Something hit the floor in the room above. He jumped like a nervous dog. There was one peculiar silent moment as we both looked at the ceiling.
‘Cats,’ he said.
We sat listening. There was something tight and strained about the air, that subtle change I well knew. I knew because of that dreadful tingle and the urge to run outside that something was upstairs, but I faced it down and stayed put, and there we both were, frozen.

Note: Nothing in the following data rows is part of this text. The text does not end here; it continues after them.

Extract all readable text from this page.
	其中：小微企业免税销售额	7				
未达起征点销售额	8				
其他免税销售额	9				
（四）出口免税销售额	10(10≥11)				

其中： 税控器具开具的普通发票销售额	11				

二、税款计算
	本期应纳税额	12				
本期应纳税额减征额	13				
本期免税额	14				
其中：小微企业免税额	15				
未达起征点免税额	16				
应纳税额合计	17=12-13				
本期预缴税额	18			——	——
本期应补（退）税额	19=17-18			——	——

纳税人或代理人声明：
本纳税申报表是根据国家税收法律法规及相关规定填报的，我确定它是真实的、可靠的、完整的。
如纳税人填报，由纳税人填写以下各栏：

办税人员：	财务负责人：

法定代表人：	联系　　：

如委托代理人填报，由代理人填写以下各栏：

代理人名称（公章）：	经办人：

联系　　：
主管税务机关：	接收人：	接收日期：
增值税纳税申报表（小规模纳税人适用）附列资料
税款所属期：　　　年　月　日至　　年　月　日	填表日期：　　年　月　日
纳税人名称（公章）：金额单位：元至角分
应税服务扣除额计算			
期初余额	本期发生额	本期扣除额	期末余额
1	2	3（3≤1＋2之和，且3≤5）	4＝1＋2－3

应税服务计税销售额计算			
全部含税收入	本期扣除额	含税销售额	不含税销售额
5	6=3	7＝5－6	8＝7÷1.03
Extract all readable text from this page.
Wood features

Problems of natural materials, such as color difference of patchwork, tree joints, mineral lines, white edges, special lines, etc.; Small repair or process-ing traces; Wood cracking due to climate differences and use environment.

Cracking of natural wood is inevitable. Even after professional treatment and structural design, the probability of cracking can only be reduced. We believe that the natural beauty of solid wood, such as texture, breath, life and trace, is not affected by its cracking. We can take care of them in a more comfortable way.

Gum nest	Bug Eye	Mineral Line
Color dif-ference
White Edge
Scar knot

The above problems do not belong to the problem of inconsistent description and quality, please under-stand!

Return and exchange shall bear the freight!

There was a bang on the landing, one loud dark thud.
‘Christ’s sake!’ he said, leapt up and dashed upstairs with a look of outrage on his face. I ran outside and stood in the yard looking at the house. No way was I going back in there. I’d get back in the woods quick. I expected a face in one of the windows above but there was nothing. Then he appeared at the back door. He stood for a minute then came out and walked towards me. ‘Nothing there,’ he said.